Jiří Dokoupil not only loses his homeland, but also his roots, his footing. It took some time before he was able to find new roots – in art or, to be more precise, in looking for and making pictures. And to the present day, he has never tired of this pursuit. A notorious seeker, always fathoming a fresh beginning. The art that Dokoupil chose as his terrain and homeland is not geographically fixed; it can be generated and executed anywhere, anytime. Art is the part of his life that never leaves him and that never needs to be left behind.
In conceptual terms, too, Dokoupil selects themes and techniques that describe changeability and the ephemeral, balancing acts and the unpredictable. In this way, he always remains true to himself and to his position of always being ready for a new departure.
After studying in Germany and the USA Dokoupil met Walter Dahn, with whom he founded the „Mühlheimer Freiheit“ group that also included Hans Peter Adamski, Peter Bömmels, Gerard Kever and Gerhard Naschberger, a loose-knit association of highly individual artists under the banner of expressive figurative painting.
His first solo exhibition was in 1982 and since then Jiří Georg Dokoupils work has been shown in major galleries and museums around the world.

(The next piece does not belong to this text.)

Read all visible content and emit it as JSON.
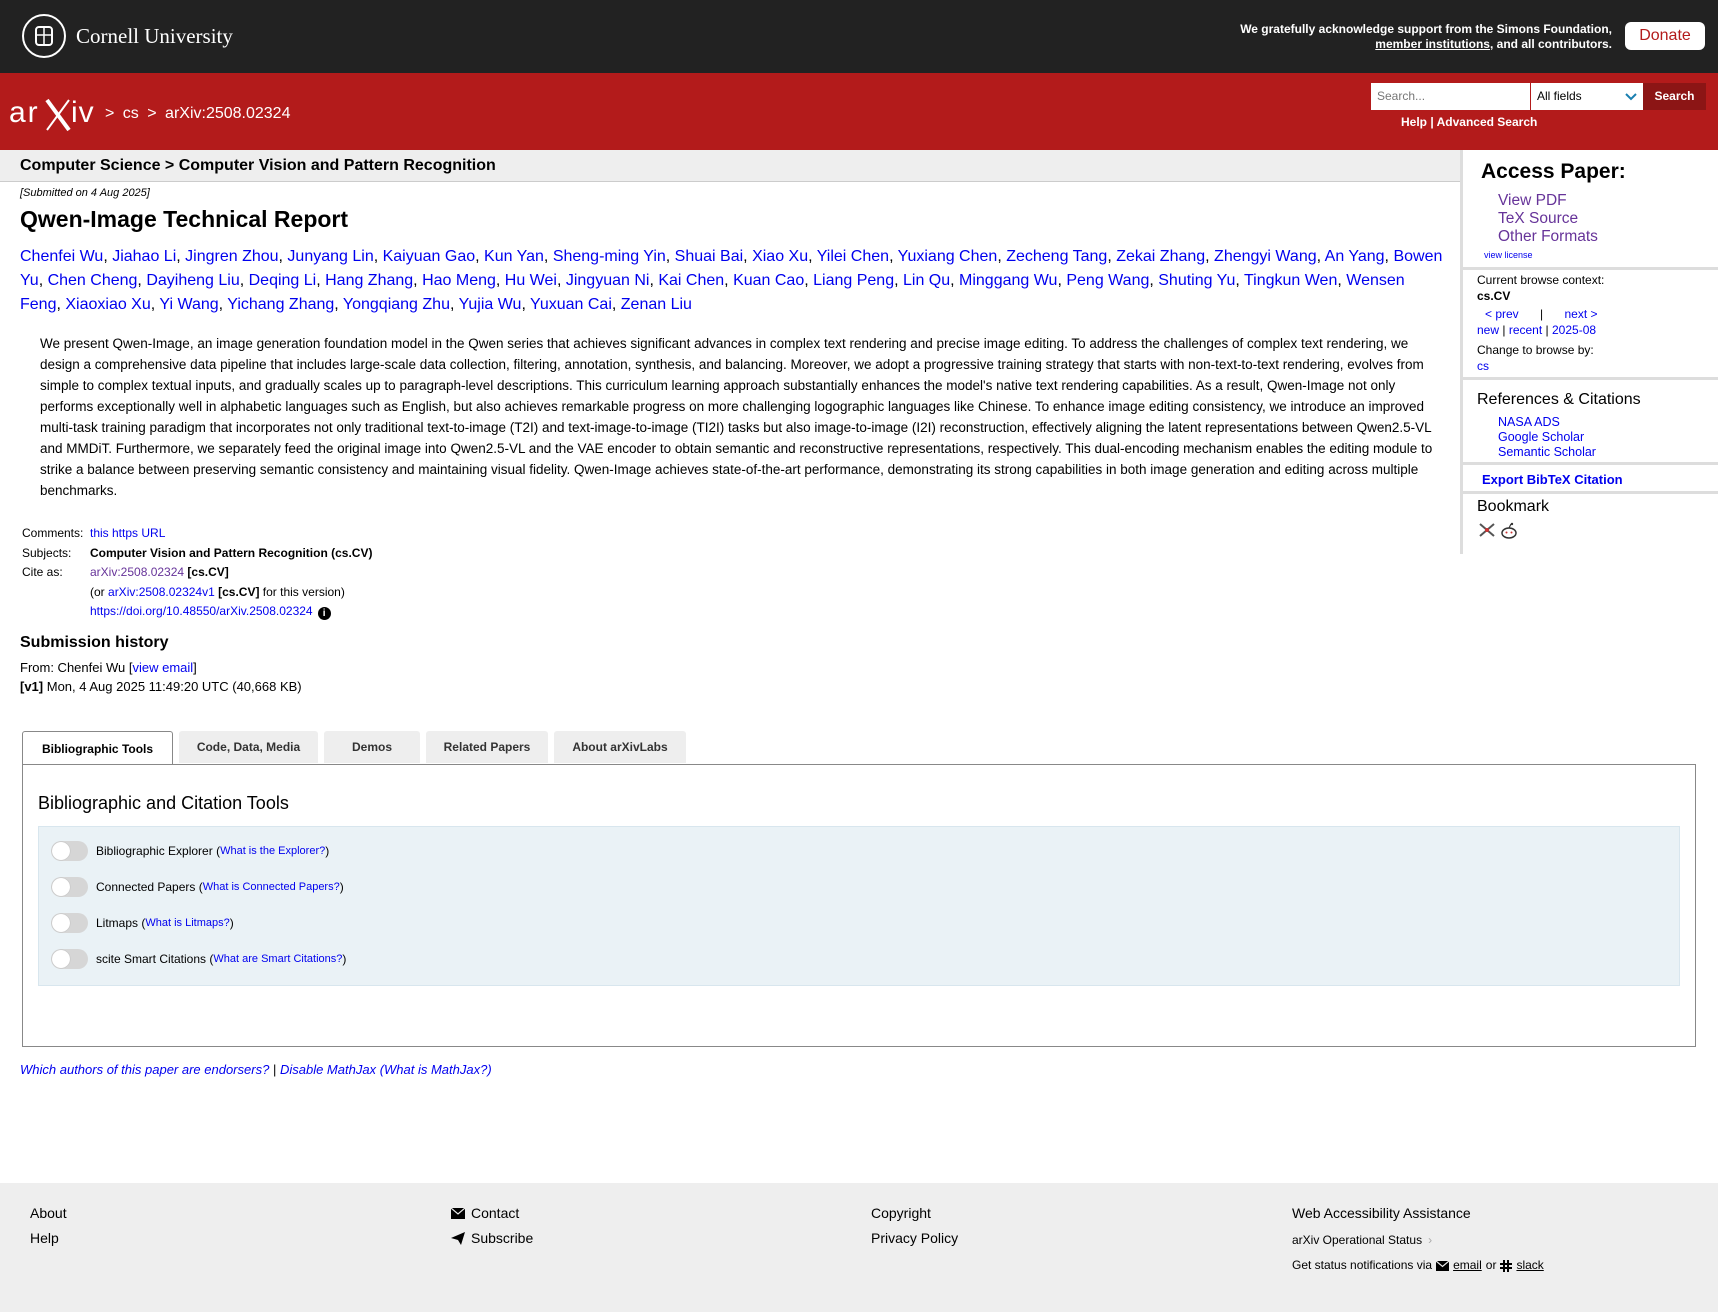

Dokoupils life resembles that of a nomad for whom staying in motion is a source of energy, inspiration and self-assurance.
For him, „staying in motion“ means several things: working and living in changing locations; taking different approaches to making work; and engaging with themes that imply or demand change. This explains why he has lived in such different cities as Berlin, Madrid, Rio de Janeiro, Plovdiv (Hungary) and Las Palmas. And why, alongside pigment, he uses such diverse media as soot, orange juice, mother’s milk, tyre prints, soapsuds, inkjet printing, plaster and many others. The same can be said about his repertoire of motifs, which has expanded over the years, but without becoming noncommittal. Precisely speaking, the artist’s constant changes and the accompanying movements should be understood not in linear terms, but as a spiral. Dokoupil works and lives in cycles and has established his concept as a way of lending constancy to the flow of life.
Next to soot images, which made him famous, Galerie Haas is also showing examples of his soap lye images, which in the past years attracted much attention.